The ultimate goal of most micropropagation processes is successful ex vitro acclimatization of in vitro-derived plantlets. The ability to induce rooting, both in vitro and ex vitro, in such plantlets is a key step in vegetative propagation, which enhances success of the acclimatization process and subsequent growth of individuals into mature adult plants (de Klerk et al. 1999). Besides external factors, adventitious rooting is influenced by a number of internal stimuli, in particular the phytohormone, auxin (Štefančič et al. 2005). Although IAA is the main naturally occurring auxin in planta, IBA remains the predominant exogenously applied rooting agent due to its high chemical stability and insensitivity to the action of auxin degrading enzymes (Wiesman et al. 1989; de Klerk et al. 1999; Ludwig-Müller 2000; Štefančič et al. 2005; Verstraeten and Geelen 2015). In the present study, although the highest number of roots per shoot and root length were obtained at the lower IBA concentrations (Fig. 2), there was no significant difference in root growth parameters after the 8 weeks acclimatization phase (Table 1). During ex vitro acclimatization, exogenous auxin becomes progressively ineffective, thus root development and growth is largely influenced by endogenous biosynthesis of IAA (Štefančič et al. 2005). Moreover, IBA is known to efficiently release IAA in planta via the β-oxidation biochemical pathway (Verstraeten and Geelen 2015). Thus, the in vitro rooting advantage derived from application of exogenous IBA was nullified after 8 weeks ex vitro growth.

Although several studies have demonstrated the effect of PGRs on the production of phenolic compounds under in vitro growing conditions (Amoo et al. 2012; Moyo et al. 2012; Palacio et al. 2012; Szopa and Ekiert 2012, 2014; Khan et al. 2016), there is a paucity of information on their residual effect, particularly that of auxins, after ex vitro acclimatization. The distribution patterns of phenolics and flavonoids observed in the present study may provide insights into their biosynthesis and accumulation sites in E. africanus.

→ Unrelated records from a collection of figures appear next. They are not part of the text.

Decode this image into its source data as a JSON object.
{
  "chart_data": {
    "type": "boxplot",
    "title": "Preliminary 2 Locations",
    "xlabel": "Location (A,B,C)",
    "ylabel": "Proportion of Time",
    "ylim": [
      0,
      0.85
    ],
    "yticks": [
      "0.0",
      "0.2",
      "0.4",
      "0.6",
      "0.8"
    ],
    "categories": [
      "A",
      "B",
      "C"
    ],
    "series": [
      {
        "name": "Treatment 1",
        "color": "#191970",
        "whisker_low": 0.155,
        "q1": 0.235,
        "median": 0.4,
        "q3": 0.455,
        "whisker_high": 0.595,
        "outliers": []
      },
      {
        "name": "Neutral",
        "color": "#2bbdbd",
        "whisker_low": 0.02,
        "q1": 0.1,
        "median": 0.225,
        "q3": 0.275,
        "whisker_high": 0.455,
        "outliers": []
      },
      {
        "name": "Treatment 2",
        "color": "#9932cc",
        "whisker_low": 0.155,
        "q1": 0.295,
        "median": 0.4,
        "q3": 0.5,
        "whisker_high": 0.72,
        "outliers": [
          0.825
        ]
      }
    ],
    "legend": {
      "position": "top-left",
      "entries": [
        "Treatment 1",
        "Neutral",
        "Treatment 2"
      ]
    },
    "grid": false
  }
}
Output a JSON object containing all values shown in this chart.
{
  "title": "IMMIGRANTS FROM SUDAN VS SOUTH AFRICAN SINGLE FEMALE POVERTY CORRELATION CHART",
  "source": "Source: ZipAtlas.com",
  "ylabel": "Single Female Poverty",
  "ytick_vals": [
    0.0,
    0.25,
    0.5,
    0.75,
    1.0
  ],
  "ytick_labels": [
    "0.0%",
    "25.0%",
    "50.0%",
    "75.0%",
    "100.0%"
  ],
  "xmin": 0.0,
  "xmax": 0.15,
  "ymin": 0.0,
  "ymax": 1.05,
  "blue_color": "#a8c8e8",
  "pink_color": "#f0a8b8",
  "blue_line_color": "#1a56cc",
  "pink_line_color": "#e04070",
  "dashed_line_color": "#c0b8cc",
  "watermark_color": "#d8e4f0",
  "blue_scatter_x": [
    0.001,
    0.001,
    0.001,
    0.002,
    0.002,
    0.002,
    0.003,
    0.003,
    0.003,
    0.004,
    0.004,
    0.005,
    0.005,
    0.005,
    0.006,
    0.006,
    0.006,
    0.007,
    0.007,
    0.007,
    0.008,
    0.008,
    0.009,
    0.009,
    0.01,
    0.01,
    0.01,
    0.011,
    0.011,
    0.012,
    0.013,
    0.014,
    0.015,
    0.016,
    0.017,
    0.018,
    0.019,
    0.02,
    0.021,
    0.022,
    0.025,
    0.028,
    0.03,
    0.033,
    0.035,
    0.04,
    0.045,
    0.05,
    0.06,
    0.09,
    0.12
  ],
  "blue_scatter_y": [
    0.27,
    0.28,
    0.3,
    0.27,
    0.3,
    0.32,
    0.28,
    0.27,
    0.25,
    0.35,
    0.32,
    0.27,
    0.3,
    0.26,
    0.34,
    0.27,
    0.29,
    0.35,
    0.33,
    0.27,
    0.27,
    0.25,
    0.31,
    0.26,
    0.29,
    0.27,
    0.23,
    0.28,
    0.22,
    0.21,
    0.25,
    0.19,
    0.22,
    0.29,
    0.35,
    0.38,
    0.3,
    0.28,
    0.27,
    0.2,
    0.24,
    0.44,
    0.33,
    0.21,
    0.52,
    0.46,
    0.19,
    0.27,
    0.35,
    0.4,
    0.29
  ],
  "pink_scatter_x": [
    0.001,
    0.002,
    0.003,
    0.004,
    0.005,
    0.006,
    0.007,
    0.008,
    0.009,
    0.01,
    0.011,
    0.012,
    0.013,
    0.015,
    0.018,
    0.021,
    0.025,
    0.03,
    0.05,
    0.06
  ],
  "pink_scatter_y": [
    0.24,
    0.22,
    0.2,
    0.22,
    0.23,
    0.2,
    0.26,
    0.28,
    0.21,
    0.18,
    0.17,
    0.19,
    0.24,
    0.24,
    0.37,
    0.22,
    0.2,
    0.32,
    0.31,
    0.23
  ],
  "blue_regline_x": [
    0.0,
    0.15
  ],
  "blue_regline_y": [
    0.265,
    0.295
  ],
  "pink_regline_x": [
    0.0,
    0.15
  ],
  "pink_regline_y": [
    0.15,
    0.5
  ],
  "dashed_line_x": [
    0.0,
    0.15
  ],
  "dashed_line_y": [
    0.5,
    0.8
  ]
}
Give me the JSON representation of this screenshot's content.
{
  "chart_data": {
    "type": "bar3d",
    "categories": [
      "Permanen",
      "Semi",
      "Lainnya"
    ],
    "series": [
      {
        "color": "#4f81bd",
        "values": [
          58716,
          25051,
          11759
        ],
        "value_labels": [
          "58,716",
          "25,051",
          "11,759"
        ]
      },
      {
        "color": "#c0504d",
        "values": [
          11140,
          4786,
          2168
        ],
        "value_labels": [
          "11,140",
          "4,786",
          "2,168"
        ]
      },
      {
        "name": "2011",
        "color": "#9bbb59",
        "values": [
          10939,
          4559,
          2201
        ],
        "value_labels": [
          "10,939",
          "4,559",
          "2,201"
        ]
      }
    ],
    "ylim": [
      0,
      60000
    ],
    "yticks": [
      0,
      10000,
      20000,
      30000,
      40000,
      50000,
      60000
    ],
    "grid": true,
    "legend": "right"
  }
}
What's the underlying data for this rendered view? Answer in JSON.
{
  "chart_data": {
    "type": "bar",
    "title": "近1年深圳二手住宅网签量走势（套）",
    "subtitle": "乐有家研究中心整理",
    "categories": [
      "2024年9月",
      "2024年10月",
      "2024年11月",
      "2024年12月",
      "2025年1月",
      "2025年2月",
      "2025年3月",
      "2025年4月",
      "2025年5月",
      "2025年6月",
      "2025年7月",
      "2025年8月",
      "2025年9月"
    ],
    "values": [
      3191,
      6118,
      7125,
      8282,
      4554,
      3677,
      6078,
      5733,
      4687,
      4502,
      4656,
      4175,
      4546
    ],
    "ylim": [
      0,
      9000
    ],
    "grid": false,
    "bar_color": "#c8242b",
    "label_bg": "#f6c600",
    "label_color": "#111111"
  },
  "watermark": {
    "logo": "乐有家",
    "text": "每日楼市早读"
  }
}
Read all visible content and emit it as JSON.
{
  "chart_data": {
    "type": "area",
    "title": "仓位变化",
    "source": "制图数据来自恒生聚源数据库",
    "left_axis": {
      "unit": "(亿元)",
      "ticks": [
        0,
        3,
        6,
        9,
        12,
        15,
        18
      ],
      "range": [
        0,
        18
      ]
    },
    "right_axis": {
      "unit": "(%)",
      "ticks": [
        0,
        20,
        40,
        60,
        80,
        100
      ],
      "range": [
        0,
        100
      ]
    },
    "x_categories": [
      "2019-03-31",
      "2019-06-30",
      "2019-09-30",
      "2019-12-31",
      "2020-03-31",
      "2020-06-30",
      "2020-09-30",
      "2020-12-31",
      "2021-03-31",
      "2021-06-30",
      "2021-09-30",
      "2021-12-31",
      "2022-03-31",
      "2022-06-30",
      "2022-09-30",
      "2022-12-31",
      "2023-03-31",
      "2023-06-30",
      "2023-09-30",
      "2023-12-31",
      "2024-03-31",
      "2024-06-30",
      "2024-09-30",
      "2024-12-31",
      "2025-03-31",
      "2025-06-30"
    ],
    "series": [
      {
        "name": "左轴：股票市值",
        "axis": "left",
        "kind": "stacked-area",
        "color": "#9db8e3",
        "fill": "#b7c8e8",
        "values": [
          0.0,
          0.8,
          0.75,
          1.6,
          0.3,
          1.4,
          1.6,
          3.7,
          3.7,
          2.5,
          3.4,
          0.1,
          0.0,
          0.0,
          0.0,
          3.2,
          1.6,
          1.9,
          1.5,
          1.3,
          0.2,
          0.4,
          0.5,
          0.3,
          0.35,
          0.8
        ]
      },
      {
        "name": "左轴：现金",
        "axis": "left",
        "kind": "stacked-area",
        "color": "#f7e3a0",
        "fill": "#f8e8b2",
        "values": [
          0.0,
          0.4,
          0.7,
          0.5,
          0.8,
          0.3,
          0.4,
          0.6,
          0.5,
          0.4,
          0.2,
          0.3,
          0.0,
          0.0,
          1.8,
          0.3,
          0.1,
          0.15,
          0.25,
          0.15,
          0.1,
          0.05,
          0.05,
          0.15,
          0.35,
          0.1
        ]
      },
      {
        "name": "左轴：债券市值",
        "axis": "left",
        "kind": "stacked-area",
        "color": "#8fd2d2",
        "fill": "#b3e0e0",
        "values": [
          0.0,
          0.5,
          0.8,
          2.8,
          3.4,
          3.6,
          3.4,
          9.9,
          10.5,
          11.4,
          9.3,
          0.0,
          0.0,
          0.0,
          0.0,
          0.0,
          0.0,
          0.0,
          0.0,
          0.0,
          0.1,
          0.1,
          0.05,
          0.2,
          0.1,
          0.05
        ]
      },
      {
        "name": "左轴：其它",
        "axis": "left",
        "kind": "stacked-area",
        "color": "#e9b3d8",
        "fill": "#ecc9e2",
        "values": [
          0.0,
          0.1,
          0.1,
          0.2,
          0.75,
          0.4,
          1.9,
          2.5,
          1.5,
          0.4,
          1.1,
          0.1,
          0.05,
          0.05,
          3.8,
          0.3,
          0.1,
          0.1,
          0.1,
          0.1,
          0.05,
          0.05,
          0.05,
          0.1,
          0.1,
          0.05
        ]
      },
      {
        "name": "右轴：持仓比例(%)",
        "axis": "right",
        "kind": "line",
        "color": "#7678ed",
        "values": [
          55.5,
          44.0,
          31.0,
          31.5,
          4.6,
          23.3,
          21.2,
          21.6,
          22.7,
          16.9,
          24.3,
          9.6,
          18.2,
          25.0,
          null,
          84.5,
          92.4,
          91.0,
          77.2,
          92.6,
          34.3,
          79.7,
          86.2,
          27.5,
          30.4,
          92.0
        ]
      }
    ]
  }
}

Although regarded as non-essential for plant growth and development, phenolics and flavonoids are known to possess species-specific roles in defence and UV-B protection (Taylor and Grotewold 2005). Initially, flavonoids were regarded as negative regulators of polar auxin transport (Murphy et al. 2000; Brown et al. 2001; Buer and Muday 2004). However, recent evidence suggests that flavonoids are not essential regulators but only act as modulators in auxin transport (Peer and Murphy 2007). In the present study, the higher concentration of flavonoids in the roots, which are the sites of endogenous auxin biosynthesis (Ljung et al. 2005) may suggest a physiological role between the two molecules.

Conclusions

The effect of different types and concentrations of PGRs was evaluated on plant regeneration and acclimatization competency of E. africanus. Overall, for optimum in vitro shoot and root proliferation, low concentrations (≤5 µM) of PGRs were generally more effective and efficient in the micropropagation of E. africanus. Application of different concentrations of IBA during the in vitro rooting stage had a significant influence on some growth parameters and the level of total phenolics and flavonoids on the greenhouse acclimatized plants after 8 weeks of ex vitro growth. For future research, combining lower concentrations of CKs and IBA should be investigated for potential enhancement as well as more effective and efficient micropropagation of E. africanus. In addition, quantification of the endogenous phytohormone content may also offer an avenue to further enhance the proliferation of E. africanus.